Clearly, the extremes are visible. But I think it’s quite hard to tell the difference between a team that is, say 25% above average and one that is 25% below average. I think I’d even go so far as to say it’s challenging to observe a difference from the outside between a 50% above and 50% below team. (The fact that it’s impossible to define what “50% above average software team” even mean goes to my point…) And yet, the difference between a 25% above average and 25% below average team is probably significant, and is likely the difference between profit and loss for many companies that employ software teams.
I’ve always been a big baseball fan, and in particular a fan of baseball statistics. In retrospect, one thing about baseball stats that was very appealing to me as a child was their lack of ambiguity. It is very clear what a baseball player is there to do – win baseball games – and so the goal of messing with baseball statistics is also clear – identify what a player does that makes the team more likely to win.
One thing you learn almost immediately is how small the differences between a good and a bad player are. One extra hit a week is the difference between a star and somebody struggling to stay in the majors. It’s nearly impossible to tell by watching one game who the stars are if you don’t already know.
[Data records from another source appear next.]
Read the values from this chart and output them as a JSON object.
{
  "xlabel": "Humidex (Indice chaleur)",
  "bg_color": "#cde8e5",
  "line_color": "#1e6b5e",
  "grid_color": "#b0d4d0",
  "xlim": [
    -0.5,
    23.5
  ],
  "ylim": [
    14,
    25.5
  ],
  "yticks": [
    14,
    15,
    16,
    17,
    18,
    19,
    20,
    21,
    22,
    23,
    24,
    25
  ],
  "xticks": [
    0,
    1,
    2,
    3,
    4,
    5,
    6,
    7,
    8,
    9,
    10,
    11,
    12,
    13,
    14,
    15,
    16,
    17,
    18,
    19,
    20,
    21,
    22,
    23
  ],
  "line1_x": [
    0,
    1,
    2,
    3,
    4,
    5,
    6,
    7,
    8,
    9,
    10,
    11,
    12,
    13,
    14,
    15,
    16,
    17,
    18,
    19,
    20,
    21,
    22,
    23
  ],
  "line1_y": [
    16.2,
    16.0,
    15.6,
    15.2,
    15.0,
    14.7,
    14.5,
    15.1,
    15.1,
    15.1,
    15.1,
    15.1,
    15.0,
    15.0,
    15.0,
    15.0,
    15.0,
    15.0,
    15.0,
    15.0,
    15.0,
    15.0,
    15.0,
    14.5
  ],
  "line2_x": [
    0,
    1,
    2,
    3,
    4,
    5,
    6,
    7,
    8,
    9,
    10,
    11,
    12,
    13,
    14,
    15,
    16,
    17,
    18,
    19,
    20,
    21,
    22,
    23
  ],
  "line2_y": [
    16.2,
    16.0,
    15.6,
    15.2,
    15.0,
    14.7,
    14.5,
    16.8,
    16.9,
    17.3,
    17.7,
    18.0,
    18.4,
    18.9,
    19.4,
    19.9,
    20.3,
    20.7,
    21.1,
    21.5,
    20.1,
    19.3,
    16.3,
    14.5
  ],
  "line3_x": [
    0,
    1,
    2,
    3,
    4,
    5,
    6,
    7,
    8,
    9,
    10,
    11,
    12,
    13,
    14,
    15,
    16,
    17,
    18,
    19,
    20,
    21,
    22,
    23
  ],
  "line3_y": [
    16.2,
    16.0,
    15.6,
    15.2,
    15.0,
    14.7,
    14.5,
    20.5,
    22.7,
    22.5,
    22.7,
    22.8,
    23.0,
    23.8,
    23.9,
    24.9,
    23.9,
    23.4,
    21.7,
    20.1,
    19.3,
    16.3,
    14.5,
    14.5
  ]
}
For decades and decades, there were no meaningful statistics kept about baseball fielding. Over the last twenty years or so, as those statistics have rolled out, it’s often been the case that there’s a sharp difference between judgments based on eyeballs and judgements based on data. We see a spectacular play where a shortstop makes a diving grab. And we know in our head that the fact that there was a diving grab doesn’t mean anything other than a fun highlight. We know that a shortstop with quicker reflexes might have made the play look routine. We know that a shortstop with more knowledge might have known to stand where the ball was going and made the play look even easier. But it’s very hard to put all those pieces together to make a clear picture of skill over time, and so there’s an inevitable tendency to reward the effort of the diving grab because the effort is so easy to see.
And so it is with software teams. We don’t have metrics that effectively measure how well a team is performing. From the outside, you see at best that tickets get done and bugs get fixed, but you can’t tell whether a team with metaphorical quicker reflexes might have done the same thing and made it look easier.
And that’s best case. I often think about the first time I was really in a corporate hierarchy, where I had not only a boss, but a grand boss, and a great-grand boss and a few more. We’d interact with the great-grand boss sometimes and he’d seem kind of clueless about how our team was doing. At the time it was frustrating for me, but now I also hope it was frustrating for him as well. All he knew about our team was a line on a spreadsheet. What do you even put on that line that would accurately measure a team?
All this has a few implications:
- We don’t really know what works and what doesn’t, so being humble in the face of that uncertainty seems wise.
- Historically, we tend to reward effort because effort is so much easier to see than skill. This is sometimes erroneously called “passion”, and it’s a real problem.
- It’s extra hard to incentivize long term processes or practices because as hard as it is to see how a team is performing in the moment, it’s orders of magnitude harder to see how they are impacting future issues.
- In the absence of real metrics, defaulting to practices that treat all team members (not just developers) with respect and increase their happiness seems wise to me.
All this relates to Agile because Agile practices are supposed to make for “better” teams and “happier” developers. But those practices are hard to execute and their effect is hard to measure, so the practices tend to fade around the edges to versions of them that are simpler. Probably not as good in the long term, but how can we even tell? It’s that fade to simpler practices that is where I get the entropy metaphor.
And if I had to sum up my team in a line on a spreadsheet, I think I’d put these things on it. But I also don’t think they tell the real story.
- All team members subjective 1-5 score of how the team is going.
- All team members subjective 1-5 score of code quality
- How often there’s a really complex bugs caused by interactions of multiple components. (I have a theory that good code quality produces not fewer bugs, but easier bugs).
- Either amount of time it takes to deploy a basic fix to production or the amount of time subjectively lost to spinning wheels over slow tools. (I’m not sure that either of these actually measures anything useful about the team’s skill, but they probably measure something about the team’s happiness.)
What would you use?